We zullen er als automobilist aan moeten wennen: 30 km/u binnen de bebouwde kom. In de grote steden Amsterdam, Rotterdam, Den Haag en Utrecht is het grotendeels al de standaard, maar de rest van Nederland zal snel volgen. In het Noorden is het terugbrengen van de maximum snelheid binnen de bebouwde kom onderwerp van gesprek in Groningen en Aa en Hunze.
30 kilometer per uur binnen de bebouwde kom het lijkt dé methode om het aantal verkeersslachtoffers naar beneden te brengen. Tegelijkertijd is het een maatregel om de staatskas te spekken, want alleen in Amsterdam werden in vier maanden tijd al bijna 40.000 boetes uitgedeeld.
Zondag is het een jaar geleden dat Amsterdammers gedwongen werden tot het rijden van 30 km/u binnen de bebouwde kom, in een poging met deze maatregel het aantal ongevallen terug te dringen. De gemeente weet nog niet of die poging geslaagd is, want een evaluatie en cijfers over het aantal ongevallen worden pas in het voorjaar van 2025 verwacht.
Duidelijk is wel dat de automobilist niet kan wennen aan de nieuwe norm, want na een gewenningsperiode werden van mei tot en met augustus maar liefst 40.000 automobilisten op de bon geslingerd die te hard reden en gemiddeld zo’n 70 euro moesten aftikken. Dat zijn zo’n 320 bekeuringen per dag en wie bedenkt dat dit door slechts zeven flitscamera’s gebeurde, kan op zijn vingers natellen dat het aantal hardrijders dat de dans ontspringt vele malen hoger ligt.

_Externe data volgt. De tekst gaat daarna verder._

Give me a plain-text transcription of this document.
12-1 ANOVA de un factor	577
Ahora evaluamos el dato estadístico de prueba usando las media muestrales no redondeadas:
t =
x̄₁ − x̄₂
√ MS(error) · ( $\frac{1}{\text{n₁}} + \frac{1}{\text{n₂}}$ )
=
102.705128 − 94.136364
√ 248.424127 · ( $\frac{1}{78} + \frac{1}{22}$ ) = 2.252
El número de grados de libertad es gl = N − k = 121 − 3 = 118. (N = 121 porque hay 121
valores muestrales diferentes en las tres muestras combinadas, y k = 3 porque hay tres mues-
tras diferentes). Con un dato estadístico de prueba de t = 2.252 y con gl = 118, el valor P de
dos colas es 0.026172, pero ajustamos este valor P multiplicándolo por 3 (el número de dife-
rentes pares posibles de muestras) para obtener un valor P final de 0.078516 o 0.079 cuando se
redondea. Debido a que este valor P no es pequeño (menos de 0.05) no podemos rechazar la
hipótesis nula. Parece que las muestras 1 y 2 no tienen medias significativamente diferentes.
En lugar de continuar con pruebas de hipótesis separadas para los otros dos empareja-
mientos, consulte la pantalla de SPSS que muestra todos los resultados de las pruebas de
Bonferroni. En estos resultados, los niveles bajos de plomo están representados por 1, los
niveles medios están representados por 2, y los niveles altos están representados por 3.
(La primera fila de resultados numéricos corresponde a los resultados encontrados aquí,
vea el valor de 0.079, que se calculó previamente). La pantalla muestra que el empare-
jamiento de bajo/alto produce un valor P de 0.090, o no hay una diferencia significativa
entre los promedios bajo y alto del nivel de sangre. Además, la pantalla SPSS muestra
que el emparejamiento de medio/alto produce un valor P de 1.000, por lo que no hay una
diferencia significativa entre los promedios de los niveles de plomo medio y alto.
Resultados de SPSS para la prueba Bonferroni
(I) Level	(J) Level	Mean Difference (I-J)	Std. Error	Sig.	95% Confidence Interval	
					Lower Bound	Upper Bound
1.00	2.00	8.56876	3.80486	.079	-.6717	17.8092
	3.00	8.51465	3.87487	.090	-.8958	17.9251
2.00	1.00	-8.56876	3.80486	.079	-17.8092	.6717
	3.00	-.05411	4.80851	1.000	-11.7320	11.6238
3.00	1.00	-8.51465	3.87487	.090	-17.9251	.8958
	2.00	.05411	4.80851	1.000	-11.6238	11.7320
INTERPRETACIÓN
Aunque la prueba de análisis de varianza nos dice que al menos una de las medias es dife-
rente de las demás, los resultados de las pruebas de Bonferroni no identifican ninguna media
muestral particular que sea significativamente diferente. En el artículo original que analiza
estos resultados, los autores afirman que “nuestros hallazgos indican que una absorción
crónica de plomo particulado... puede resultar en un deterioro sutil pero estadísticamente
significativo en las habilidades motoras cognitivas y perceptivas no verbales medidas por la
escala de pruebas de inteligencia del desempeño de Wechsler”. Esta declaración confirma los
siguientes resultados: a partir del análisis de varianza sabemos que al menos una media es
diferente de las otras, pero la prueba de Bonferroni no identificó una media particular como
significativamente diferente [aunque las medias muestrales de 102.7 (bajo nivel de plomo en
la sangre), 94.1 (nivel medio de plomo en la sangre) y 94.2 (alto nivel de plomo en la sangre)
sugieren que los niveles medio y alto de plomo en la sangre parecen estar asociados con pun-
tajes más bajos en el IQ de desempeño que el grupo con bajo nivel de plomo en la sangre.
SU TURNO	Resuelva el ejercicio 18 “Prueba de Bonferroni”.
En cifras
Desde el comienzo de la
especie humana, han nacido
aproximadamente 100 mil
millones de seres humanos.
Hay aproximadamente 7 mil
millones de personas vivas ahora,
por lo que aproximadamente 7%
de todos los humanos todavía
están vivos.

Tekst gaat verder onder de foto.
Mobiele flitspaal in Amsterdam.
Toch stelt verkeerswethouder Melanie van der Horst (D66) dat uit metingen blijkt dat het verkeer in Amsterdam langzamer is gaan rijden. „Daardoor is het rustiger op straat, met minder lawaai van verkeer. Wel zien we dat nog niet iedereen zich aan de nieuwe maximumsnelheid houdt. Dat is ook niet gek, want zo’n grote verandering vraagt vaak tijd. Dat was bijvoorbeeld in Brussel ook zo. Daarnaast is het Openbaar Ministerie pas vanaf juni gaan handhaven met vaste en flexflitspalen in de stad. Het is heel goed voor Amsterdam, maar ook voor alle andere steden die 30 km/u invoeren als maximumsnelheid, dat de proef van het OM geslaagd is en dat er hierdoor ook echt langzamer werd gereden. Want zolang mensen zich niet aan de maximumsnelheid houden, gaat het risico op ongevallen ook niet omlaag. En dat is juist waarvoor we dit allemaal doen”, aldus Van der Horst.
Botssnelheid
De Stichting Wetenschappelijk Onderzoek Verkeersveiligheid durft wel een voorspelling te geven. „Wij verwachten dat het aantal doden en ernstig gewonden minimaal met een kwart kan dalen als wegen van 50 km/u worden veranderd in 30 km/u-straten. Op zich vrij logisch, omdat de botssnelheid van een auto die 50 km/u rijdt drie keer groter is dan bij 30 km/u”, zegt Patrick Rugebregt. „Dat vertaalt zich onherroepelijk in de cijfers. Bij een snelheid van 30 km/u stijgt de overlevingskans van een voetganger of fietser bij een botsing met een auto naar maar liefst 90 procent. Dit komt doordat een auto bij een snelheid van 50 km/u twee keer zo lang nodig heeft om te remmen en tot stilstand te komen. Elke extra seconde en meter kan het verschil betekenen tussen leven en dood.”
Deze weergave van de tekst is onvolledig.